AHLAKİ PROBLEMLER STOK VE FIRSATÇILIĞI KÖRÜKLEDİ
Araştırmaya katılanların stok ve fırsatçıklarından rahatsız olduklarını belirten Güldemir, “Salgın gibi olağanüstü dönemlerde insanların iç dünyasının, değerlerinin ve bilinçaltı ahlaki kodların ortaya çıktığını vurgulamıştır. Salgına ilk tepki olarak bireylerin öncelikle kendilerini düşündüklerini ve bencilce davrandıklarını ifade etmişlerdir.

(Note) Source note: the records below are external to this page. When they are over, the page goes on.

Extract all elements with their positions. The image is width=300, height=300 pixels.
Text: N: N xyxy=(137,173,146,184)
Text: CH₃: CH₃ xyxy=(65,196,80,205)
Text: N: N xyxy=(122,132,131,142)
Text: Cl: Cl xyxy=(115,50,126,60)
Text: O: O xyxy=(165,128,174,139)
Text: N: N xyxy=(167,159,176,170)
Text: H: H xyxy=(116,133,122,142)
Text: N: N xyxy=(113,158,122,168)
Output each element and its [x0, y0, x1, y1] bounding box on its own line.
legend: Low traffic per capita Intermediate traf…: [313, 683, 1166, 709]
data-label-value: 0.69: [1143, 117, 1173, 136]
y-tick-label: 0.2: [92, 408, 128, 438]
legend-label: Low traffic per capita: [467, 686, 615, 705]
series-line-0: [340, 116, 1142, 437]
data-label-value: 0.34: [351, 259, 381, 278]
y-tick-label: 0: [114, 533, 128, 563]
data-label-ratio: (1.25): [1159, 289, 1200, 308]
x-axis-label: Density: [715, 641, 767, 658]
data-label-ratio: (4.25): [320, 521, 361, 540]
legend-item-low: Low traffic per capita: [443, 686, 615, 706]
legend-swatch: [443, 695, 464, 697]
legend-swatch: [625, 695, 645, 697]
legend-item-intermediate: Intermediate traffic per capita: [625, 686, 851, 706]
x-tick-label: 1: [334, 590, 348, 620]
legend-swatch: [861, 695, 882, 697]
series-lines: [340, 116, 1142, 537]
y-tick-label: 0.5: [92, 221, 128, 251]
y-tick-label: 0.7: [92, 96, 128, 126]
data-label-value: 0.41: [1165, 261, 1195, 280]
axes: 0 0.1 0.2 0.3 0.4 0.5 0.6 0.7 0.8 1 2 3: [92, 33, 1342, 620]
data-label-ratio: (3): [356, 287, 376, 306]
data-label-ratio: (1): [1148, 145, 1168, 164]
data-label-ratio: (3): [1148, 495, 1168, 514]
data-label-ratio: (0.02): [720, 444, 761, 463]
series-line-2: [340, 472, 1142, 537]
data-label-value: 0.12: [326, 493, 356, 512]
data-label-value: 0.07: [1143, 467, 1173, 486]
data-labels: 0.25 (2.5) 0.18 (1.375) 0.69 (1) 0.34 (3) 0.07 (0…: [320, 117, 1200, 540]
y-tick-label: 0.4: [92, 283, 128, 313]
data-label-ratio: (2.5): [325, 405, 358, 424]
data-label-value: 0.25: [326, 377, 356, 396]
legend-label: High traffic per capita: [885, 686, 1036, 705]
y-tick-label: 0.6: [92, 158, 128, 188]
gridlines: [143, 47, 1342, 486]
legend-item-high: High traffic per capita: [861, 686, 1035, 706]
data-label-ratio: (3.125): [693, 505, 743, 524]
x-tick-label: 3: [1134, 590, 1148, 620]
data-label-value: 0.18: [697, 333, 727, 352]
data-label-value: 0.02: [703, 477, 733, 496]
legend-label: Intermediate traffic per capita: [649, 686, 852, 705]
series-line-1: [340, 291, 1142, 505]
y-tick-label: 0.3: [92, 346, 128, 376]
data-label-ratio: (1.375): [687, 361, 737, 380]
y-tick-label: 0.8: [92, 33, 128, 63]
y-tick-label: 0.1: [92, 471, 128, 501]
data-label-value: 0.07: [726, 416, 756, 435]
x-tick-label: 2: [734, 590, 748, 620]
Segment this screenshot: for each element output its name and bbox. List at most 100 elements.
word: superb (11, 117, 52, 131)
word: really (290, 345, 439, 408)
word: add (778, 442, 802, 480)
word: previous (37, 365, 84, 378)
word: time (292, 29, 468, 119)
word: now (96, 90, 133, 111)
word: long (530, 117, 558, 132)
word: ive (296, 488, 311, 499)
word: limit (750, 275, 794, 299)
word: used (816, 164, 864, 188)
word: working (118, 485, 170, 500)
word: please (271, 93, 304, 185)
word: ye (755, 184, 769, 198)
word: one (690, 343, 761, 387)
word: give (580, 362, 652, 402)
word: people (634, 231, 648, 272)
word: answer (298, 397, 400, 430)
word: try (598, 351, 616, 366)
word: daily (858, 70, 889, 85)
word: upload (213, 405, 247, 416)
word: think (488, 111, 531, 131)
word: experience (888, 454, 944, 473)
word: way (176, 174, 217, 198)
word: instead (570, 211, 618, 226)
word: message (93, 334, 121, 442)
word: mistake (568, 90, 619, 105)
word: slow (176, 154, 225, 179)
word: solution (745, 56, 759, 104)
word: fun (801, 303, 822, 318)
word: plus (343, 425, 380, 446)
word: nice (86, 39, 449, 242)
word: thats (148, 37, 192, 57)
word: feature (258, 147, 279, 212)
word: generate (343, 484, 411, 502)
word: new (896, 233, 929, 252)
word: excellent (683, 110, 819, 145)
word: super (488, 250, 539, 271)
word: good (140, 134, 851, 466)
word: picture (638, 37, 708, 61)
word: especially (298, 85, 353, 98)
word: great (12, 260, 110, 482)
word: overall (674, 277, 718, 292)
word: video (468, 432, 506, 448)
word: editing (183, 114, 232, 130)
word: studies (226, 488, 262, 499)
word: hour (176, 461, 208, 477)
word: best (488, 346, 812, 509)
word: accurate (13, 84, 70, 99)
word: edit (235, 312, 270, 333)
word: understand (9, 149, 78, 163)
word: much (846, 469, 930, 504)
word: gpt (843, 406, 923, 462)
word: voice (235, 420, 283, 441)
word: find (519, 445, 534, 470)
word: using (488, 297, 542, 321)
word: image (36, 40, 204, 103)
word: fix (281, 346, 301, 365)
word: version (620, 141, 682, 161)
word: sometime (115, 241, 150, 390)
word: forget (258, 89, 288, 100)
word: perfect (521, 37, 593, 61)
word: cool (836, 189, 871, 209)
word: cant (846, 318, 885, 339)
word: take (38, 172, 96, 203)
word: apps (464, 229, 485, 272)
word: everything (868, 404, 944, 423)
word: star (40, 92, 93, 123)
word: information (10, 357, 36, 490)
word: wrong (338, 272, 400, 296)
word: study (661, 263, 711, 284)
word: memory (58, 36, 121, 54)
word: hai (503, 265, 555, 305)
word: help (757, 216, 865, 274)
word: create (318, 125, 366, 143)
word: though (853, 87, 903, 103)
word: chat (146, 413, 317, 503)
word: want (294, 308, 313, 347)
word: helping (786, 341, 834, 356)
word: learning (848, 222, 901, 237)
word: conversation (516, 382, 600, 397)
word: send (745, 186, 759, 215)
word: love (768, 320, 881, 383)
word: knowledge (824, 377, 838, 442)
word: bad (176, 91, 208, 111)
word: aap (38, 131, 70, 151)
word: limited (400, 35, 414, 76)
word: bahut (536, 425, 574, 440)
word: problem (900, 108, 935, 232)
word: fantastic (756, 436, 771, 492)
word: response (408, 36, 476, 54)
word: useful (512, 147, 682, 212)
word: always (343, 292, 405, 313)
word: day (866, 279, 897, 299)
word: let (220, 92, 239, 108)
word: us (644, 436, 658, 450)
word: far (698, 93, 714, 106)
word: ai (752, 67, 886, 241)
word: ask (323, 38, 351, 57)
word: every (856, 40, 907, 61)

Sürecin başlangıcında insanların stok, yağma ve fırsatçılık yaptıklarını, bunun da toplumun derininde yatan ahlaki problemlere işaret ettiğini belirtmişlerdir.” ifadelerini kullandı.

CAMİLERİN VE KUR’AN KURSLARININ FONKSİYONUNUN DAHA İYİ ANLAŞILMASINA VESİLE OLDU
Camilerin öneminin bir kez daha anlaşıldığını ve bu süreçte camiye özlemin arttığını belirten Diyanet-Sen Genel Başkanı Mehmet Ali Güldemir, raporun sonuçlarına ilişkin detayları şu şekilde sonlandırdı: “Din görevlilerine göre, salgın döneminde Ramazan ayına ve Kurban bayramına özgü ibadetlerin cami merkezli gerçekleştirilememesi, yaygın biçimde benimsenen ibadet alışkanlıklarının zorunlu sebeplerden dolayı icra edilememesi, insanlar arasında dini motivasyon düşüklüğüne neden olmuştur. Ancak yeni normalin dönemle birlikte camilerin ve kursların açılması büyük bir sevinç ve mutlulukla karşılanmış ve kapalı geçen zamanda bu mekânlara büyük bir özlemin duyulduğu gözlenmiştir. Aynı zamanda bu sürecin camilerin ve Kur’an kurslarının kıymetinin ve fonksiyonunun daha iyi anlaşılmasına vesile olduğu belirtilmiştir.”